Under it all, Bruenor realized, none of that mattered. What mattered was the heart of Thibbledorf Pwent, a heart true and brave. Here was a dwarf who wouldn’t hesitate to leap in front of a ballista spear flying for a friend—any friend, not just his king. Here was a dwarf, Bruenor realized at long last, who truly understood what it was to be a dwarf, what it was to be of Clan Battlehammer.
He hugged his friend again the next morning, long and hard, and there was moisture in the eyes of King Bruenor as he and Drizzt walked out of Stokely Silverstream’s halls.
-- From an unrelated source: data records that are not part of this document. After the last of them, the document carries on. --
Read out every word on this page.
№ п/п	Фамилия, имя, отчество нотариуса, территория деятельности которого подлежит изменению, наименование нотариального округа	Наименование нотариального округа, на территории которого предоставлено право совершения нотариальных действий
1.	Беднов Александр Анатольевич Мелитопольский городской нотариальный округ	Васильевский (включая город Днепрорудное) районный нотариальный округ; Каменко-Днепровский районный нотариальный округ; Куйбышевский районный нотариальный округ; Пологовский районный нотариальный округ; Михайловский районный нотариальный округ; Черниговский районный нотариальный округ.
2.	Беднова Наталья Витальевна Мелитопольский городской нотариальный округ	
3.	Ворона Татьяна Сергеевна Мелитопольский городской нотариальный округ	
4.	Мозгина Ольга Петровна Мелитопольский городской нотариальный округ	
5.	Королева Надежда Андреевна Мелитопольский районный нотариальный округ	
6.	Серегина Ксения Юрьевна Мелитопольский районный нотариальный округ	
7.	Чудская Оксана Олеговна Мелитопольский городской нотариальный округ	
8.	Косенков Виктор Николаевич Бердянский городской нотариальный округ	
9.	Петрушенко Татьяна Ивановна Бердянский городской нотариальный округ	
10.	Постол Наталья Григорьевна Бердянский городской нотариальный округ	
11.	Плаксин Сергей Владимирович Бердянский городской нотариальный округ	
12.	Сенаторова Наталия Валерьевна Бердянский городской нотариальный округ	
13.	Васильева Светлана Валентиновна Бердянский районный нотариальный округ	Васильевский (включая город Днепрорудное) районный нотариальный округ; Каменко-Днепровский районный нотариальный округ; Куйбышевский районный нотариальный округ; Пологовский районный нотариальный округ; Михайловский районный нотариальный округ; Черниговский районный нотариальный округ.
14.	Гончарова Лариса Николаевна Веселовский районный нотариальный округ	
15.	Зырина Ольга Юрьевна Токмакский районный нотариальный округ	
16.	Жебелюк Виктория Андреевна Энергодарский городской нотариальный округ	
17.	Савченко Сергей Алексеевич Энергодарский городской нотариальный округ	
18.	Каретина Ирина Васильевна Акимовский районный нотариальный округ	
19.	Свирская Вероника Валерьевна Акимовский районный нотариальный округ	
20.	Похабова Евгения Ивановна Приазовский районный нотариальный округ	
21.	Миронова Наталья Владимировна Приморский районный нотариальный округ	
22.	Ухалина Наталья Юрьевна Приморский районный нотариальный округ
And Pwent stood there at the exit, watching them go and quietly muttering, “Me king,” until they were long out of sight.
“A great dwarf is King Bruenor, eh?” Stokely Silverstream said, coming up to Pwent’s side.
The battlerager looked at him curiously, then widened his eyes in near panic as he feared that he’d just surrendered Bruenor’s identity with his foolish mumbling.
“I knowed from the moment ye arrived,” Stokely assured him. “What with Drizzt beside ye—could it be any but Bruenor himself?”
“Bruenor died many years ago,” Pwent said.
“Aye, and long live King Connerad!” Stokely replied, and he nodded and smiled. “And none need know otherwise, but don’t ye doubt, me new friend, that it does me heart good to know that he’s out there still, fightin’ the Battlehammer fight. Me only hope’s that we’ll see him again, that he’ll come back to Icewind Dale in his last days.”
Stokely put a hand on Pwent’s shoulder then, a shoulder bobbing with sobs.